At Greenfield Arts in Newton Aycliffe the next of the centenary celebrations of Norman Cornish’s life and work opens on Thursday 10 October and runs till the 11 December.

This exhibition focuses on the challenges Norman had to overcome to become a successful professional artist and included are 15 works that have never been on public display before.

There’s a real charm to these works – a portrait of Little Sheila in pastels on the back of a Cadbury chocolate box, the miners on the pit road on a page ripped out of the Radio Times, the Signal Cabin at Trimdon where he used to get off the bus to court his future wife Sarah, and an early oil painting on board of the pit gantry now owned by Norman’s grandson.

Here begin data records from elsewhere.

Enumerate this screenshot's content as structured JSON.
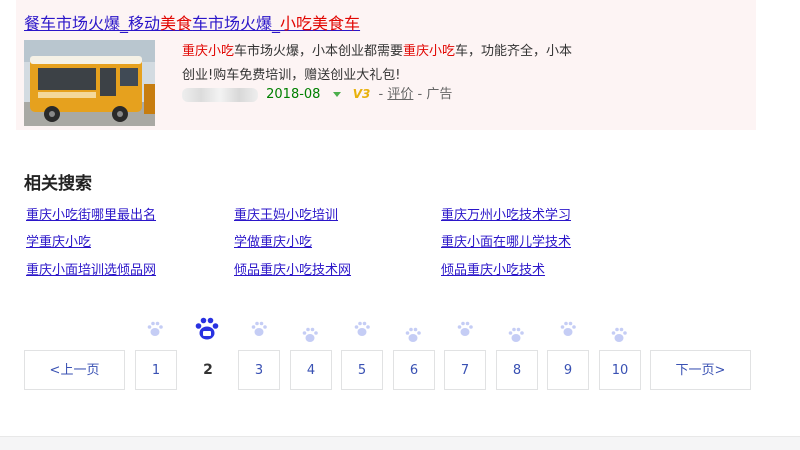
{
  "ad": {
    "title_parts": [
      "餐车市场火爆_移动",
      "美食",
      "车市场火爆_",
      "小吃美食车"
    ],
    "desc_line1_parts": [
      "重庆小吃",
      "车市场火爆，小本创业都需要",
      "重庆小吃",
      "车，功能齐全，小本"
    ],
    "desc_line2": "创业!购车免费培训，赠送创业大礼包!",
    "date": "2018-08",
    "v_badge": "V3",
    "review": "评价",
    "separator": "-",
    "label": "广告"
  },
  "related": {
    "title": "相关搜索",
    "links": [
      "重庆小吃街哪里最出名",
      "重庆王妈小吃培训",
      "重庆万州小吃技术学习",
      "学重庆小吃",
      "学做重庆小吃",
      "重庆小面在哪儿学技术",
      "重庆小面培训选倾品网",
      "倾品重庆小吃技术网",
      "倾品重庆小吃技术"
    ]
  },
  "pager": {
    "prev": "<上一页",
    "pages": [
      "1",
      "2",
      "3",
      "4",
      "5",
      "6",
      "7",
      "8",
      "9",
      "10"
    ],
    "current": "2",
    "next": "下一页>"
  },
  "colors": {
    "link": "#2b16c9",
    "highlight": "#e10602",
    "date": "#008000",
    "pager_text": "#3951b3",
    "paw_active": "#2932e1",
    "paw_inactive": "#c5cdf5"
  }
}
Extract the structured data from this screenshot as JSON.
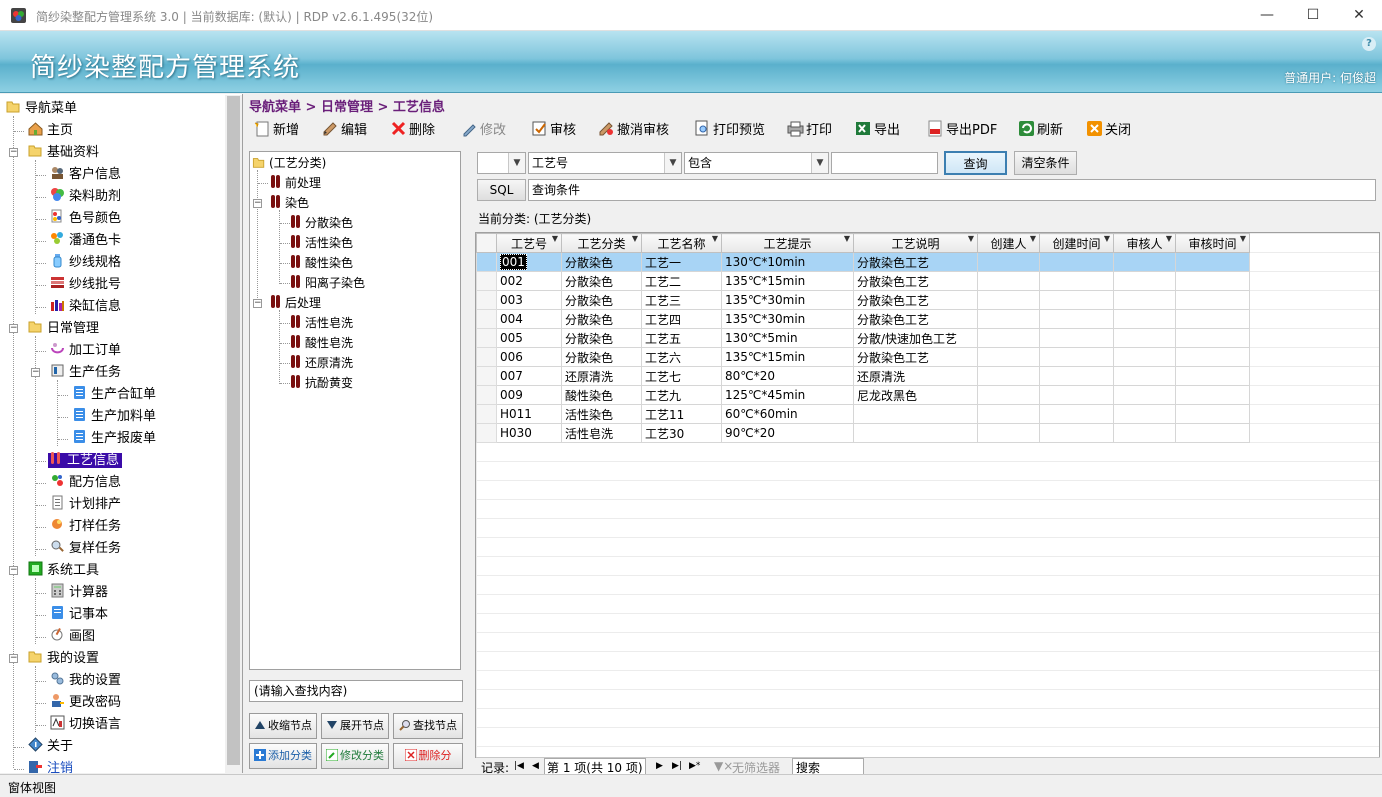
{
  "window": {
    "title": "简纱染整配方管理系统 3.0 | 当前数据库: (默认) | RDP v2.6.1.495(32位)",
    "minimize": "—",
    "maximize": "☐",
    "close": "✕"
  },
  "banner": {
    "title": "简纱染整配方管理系统",
    "user": "普通用户: 何俊超",
    "help": "?"
  },
  "nav": {
    "root": "导航菜单",
    "home": "主页",
    "basic": "基础资料",
    "basic_items": [
      "客户信息",
      "染料助剂",
      "色号颜色",
      "潘通色卡",
      "纱线规格",
      "纱线批号",
      "染缸信息"
    ],
    "daily": "日常管理",
    "order": "加工订单",
    "task": "生产任务",
    "task_items": [
      "生产合缸单",
      "生产加料单",
      "生产报废单"
    ],
    "process": "工艺信息",
    "daily_items2": [
      "配方信息",
      "计划排产",
      "打样任务",
      "复样任务"
    ],
    "tools": "系统工具",
    "tools_items": [
      "计算器",
      "记事本",
      "画图"
    ],
    "mine": "我的设置",
    "mine_items": [
      "我的设置",
      "更改密码",
      "切换语言"
    ],
    "about": "关于",
    "logout": "注销"
  },
  "breadcrumb": "导航菜单 > 日常管理 > 工艺信息",
  "toolbar": {
    "new": "新增",
    "edit": "编辑",
    "delete": "删除",
    "modify": "修改",
    "audit": "审核",
    "unaudit": "撤消审核",
    "preview": "打印预览",
    "print": "打印",
    "export": "导出",
    "pdf": "导出PDF",
    "refresh": "刷新",
    "close": "关闭"
  },
  "category_tree": {
    "root": "(工艺分类)",
    "pre": "前处理",
    "dye": "染色",
    "dye_items": [
      "分散染色",
      "活性染色",
      "酸性染色",
      "阳离子染色"
    ],
    "post": "后处理",
    "post_items": [
      "活性皂洗",
      "酸性皂洗",
      "还原清洗",
      "抗酚黄变"
    ]
  },
  "tree_search": {
    "placeholder": "(请输入查找内容)"
  },
  "tree_buttons": {
    "collapse": "收缩节点",
    "expand": "展开节点",
    "find": "查找节点",
    "add": "添加分类",
    "modify": "修改分类",
    "delete": "删除分"
  },
  "query": {
    "field": "工艺号",
    "op": "包含",
    "value": "",
    "search": "查询",
    "clear": "清空条件",
    "sql": "SQL",
    "sql_text": "查询条件"
  },
  "current_category": "当前分类: (工艺分类)",
  "grid": {
    "columns": [
      "工艺号",
      "工艺分类",
      "工艺名称",
      "工艺提示",
      "工艺说明",
      "创建人",
      "创建时间",
      "审核人",
      "审核时间"
    ],
    "rows": [
      [
        "001",
        "分散染色",
        "工艺一",
        "130℃*10min",
        "分散染色工艺",
        "",
        "",
        "",
        ""
      ],
      [
        "002",
        "分散染色",
        "工艺二",
        "135℃*15min",
        "分散染色工艺",
        "",
        "",
        "",
        ""
      ],
      [
        "003",
        "分散染色",
        "工艺三",
        "135℃*30min",
        "分散染色工艺",
        "",
        "",
        "",
        ""
      ],
      [
        "004",
        "分散染色",
        "工艺四",
        "135℃*30min",
        "分散染色工艺",
        "",
        "",
        "",
        ""
      ],
      [
        "005",
        "分散染色",
        "工艺五",
        "130℃*5min",
        "分散/快速加色工艺",
        "",
        "",
        "",
        ""
      ],
      [
        "006",
        "分散染色",
        "工艺六",
        "135℃*15min",
        "分散染色工艺",
        "",
        "",
        "",
        ""
      ],
      [
        "007",
        "还原清洗",
        "工艺七",
        "80℃*20",
        "还原清洗",
        "",
        "",
        "",
        ""
      ],
      [
        "009",
        "酸性染色",
        "工艺九",
        "125℃*45min",
        "尼龙改黑色",
        "",
        "",
        "",
        ""
      ],
      [
        "H011",
        "活性染色",
        "工艺11",
        "60℃*60min",
        "",
        "",
        "",
        "",
        ""
      ],
      [
        "H030",
        "活性皂洗",
        "工艺30",
        "90℃*20",
        "",
        "",
        "",
        "",
        ""
      ]
    ]
  },
  "navigator": {
    "label": "记录:",
    "page": "第 1 项(共 10 项)",
    "filter": "无筛选器",
    "search": "搜索"
  },
  "status": "窗体视图"
}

The works very much tie into the theme of over-coming adversity, Norman painted and sketched on all sorts of surfaces, whatever was available.

An important part of the exhibition’s time at Greenfield Arts is the opportunity it gives many locals from those at primary school through to older adults to engage with Norman’s story and his work. Workshops with Year 10 students and members of the Men’s Cree at Greenfield Arts will encourage them to think about the issues the work evokes and the social context of the time and they will respond by creating work that reflects challenges, opportunities now in our community and in their culture, which will be showcased in an exhibition at the end of the Cornish run (16.12.19-20/12/19)

“Greenfield Arts is delighted to host this exhibition, curated by the family, exploring the determination and perseverance of Cornish in his journey as an artist”, commented Katy Milne, Director of Greenfield Arts. “Our programme, ‘Inspired by Cornish’, encourages the young people and the wider community to reflect on their own skills and attributes through a range of high-quality creative opportunities including a project with an exhibition response, sketchbook workshops, primary school activity and an arts award project.”

Dorothy Cornish added, “There is a growing interest in the schools to engage in a study of the life and works of Norman Cornish. I’m delighted to be involved at Greenfield Arts, offering interactive learning to primary schools through a cross-curricular approach and using Norman Cornish’s artwork as inspiration.”